I can only conclude that this is a failure on an adaptation level. Highsmith had a uniquely penetrating way of personifying emasculated, angry men as unreliable narrators who believe they are the heroes of their own stories as their abhorrent actions incontrovertibly reveal to the reader exactly who they really are. I see the ghost of Highsmith’s style in Vic, but the awareness simply isn’t there. The movie doesn’t outright endorse Vic’s behavior, but neither does it go out of its way to show the dissonance between his perception of himself and the reality of his actions. Melinda, meanwhile, is a would-be femme fatale reduced to a caricature, an out-of-control Latina seductress eventually tamed by her cold and passionless American husband. Maybe the character wasn’t written precisely that way before de Armas was cast, but all the same: It’s a pretty bad look in a movie that is already full of bad looks.
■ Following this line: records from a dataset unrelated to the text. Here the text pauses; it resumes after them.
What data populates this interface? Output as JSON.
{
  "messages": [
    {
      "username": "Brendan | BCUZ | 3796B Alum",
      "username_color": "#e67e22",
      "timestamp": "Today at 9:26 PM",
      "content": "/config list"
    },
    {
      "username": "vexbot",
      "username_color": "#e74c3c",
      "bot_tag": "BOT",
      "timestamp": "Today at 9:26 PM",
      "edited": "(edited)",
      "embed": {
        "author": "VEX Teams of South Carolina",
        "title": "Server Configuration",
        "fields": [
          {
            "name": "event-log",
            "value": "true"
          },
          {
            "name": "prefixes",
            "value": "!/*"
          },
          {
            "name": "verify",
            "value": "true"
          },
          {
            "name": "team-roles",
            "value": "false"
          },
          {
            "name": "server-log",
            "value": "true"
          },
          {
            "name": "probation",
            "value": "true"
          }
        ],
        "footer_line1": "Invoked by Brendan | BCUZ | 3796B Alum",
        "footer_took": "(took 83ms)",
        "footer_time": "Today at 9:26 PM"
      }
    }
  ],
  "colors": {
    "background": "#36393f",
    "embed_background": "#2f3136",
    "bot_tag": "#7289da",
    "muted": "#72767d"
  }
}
All told, Deep Water is not the return to form that fans of erotic thrillers hoped it would be. It’s not even a worthwhile “so bad it’s good” watch: It’s too long at two hours, and the goofy shit that could’ve saved it early on doesn’t make its incomprehensible appearance until the finale. Gossip nostalgia might prompt some viewers to give Deep Water a shot, but I’m here to tell you that’s a mistake. Like Affleck and de Armas, both of whom did minimal (if any!) press to promote this movie, it’s best to let the past die and forget Deep Water ever happened.
Deep Water is available to stream on Hulu Friday, March 18.